For more information, see the DoD's Military Funeral Honors Web site.

Active Duty Montgomery GI Bill

In all cases, the ADMGIB expires 10 years after discharge or retirement. To be eligible, one must have an honorable discharge. To retain MGIB benefits after discharge, in most cases, one must serve at least 36 months of active duty, if they had a four-year active duty contract, or at least 24 months of active duty, if they signed up for a two or three-year active duty contract (there are some exceptions to this rule).

For complete details, see our ADGIB Article.

Post-9/11 GI Bill

If you have at least 90 days of aggregate active duty service after September 10, 2001, and are still on active duty, or if you are an honorably discharged veteran or were discharged with a service-connected disability after 30 days, you may be eligible for this VA-administered program. See details. 

Service-Disabled VA Life Insurance

To be eligible for basic Service-Disabled Veterans Insurance (S-DVI), a veteran must have been released from active duty under other than dishonorable conditions on or after April 25, 1951. He/she must have received a rating for a service-connected disability and must be in good health except for any service-connected conditions. An application must be made within two years of the granting of service-connection for a disability.

For complete details, see the VA Life Insurance Web site.

VA Disability Compensation

Disability compensation is a benefit paid to a veteran because of injuries or diseases that happened while on active duty or were made worse by active military service. It is also paid to certain veterans disabled from VA health care.

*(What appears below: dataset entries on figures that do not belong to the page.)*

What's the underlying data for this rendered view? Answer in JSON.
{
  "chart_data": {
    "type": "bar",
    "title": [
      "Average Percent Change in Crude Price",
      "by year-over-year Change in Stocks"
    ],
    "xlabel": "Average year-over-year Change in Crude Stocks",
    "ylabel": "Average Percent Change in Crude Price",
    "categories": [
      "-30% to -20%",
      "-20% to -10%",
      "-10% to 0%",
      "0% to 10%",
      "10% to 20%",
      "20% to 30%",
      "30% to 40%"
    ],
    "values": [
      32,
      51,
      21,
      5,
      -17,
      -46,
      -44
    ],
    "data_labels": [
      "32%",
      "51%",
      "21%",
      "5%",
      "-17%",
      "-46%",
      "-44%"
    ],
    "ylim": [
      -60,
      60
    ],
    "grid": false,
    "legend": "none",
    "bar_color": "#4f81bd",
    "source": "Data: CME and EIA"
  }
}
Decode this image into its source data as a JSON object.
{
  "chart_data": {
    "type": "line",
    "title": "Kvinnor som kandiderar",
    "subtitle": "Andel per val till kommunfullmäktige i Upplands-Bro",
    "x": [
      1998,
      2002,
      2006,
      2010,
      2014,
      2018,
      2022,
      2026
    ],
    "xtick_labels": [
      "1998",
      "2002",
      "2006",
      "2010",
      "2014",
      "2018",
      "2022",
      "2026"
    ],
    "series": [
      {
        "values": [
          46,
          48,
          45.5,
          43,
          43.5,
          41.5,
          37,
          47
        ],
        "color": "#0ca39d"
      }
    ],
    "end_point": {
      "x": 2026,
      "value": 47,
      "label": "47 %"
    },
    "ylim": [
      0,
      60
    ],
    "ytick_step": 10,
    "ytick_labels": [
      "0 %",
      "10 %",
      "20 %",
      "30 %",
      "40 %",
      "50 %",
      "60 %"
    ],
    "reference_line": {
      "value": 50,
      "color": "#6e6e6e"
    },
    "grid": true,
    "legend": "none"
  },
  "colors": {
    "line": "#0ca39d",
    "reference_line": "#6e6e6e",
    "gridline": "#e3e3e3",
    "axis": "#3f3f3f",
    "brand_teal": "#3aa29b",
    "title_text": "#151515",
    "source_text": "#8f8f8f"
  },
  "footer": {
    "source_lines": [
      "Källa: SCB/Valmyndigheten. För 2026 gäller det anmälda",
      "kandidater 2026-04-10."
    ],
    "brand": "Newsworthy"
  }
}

The amount of basic benefit paid varies depending on the nature of your disability. Note: You may be paid additional amounts, in certain instances, if:

  • you have very severe disabilities or loss of limb(s)
  • you have a spouse, child(ren), or dependent parent(s)
  • you have a seriously disabled spouse

For complete information, see the VA's Disability Compensation Web site.

VA Disability Pension

Disability Pension is a benefit paid to wartime veterans with limited income who are no longer able to work.

You may be eligible if:

  • you were discharged from service under other than dishonorable conditions
  • you served 90 days or more of active duty with at least 1 day during a period of wartime. (However, anyone who enlisted after September 7, 1980, generally has to serve at least 24 months or the full period for which a person was called or ordered to active duty in order to receive any benefits based on that period of service)
  • you are permanently and totally disabled or are age 65 or older
  • your family income is below a yearly limit set by law

VA Medical Care

The Veterans Health Administration (VHA) provides a broad spectrum of medical, surgical, and rehabilitative care to eligible veterans.

If you have a discharge other than honorable, you may still be eligible for care. As with other VA benefits programs, the VA will determine if your specific discharge was under conditions considered to be other than dishonorable.

The length of your service may also matter. It depends on when you served. There’s no length of service requirement for:

  • Former enlisted persons who started active duty before September 8, 1980, or
  • Former officers who first entered active duty before October 17, 1981

The number of veterans who can be enrolled in the health care program is determined by the amount of money Congress gives VA each year. Since funds are limited, VA set up priority groups to make sure that certain groups of veterans are able to be enrolled before others.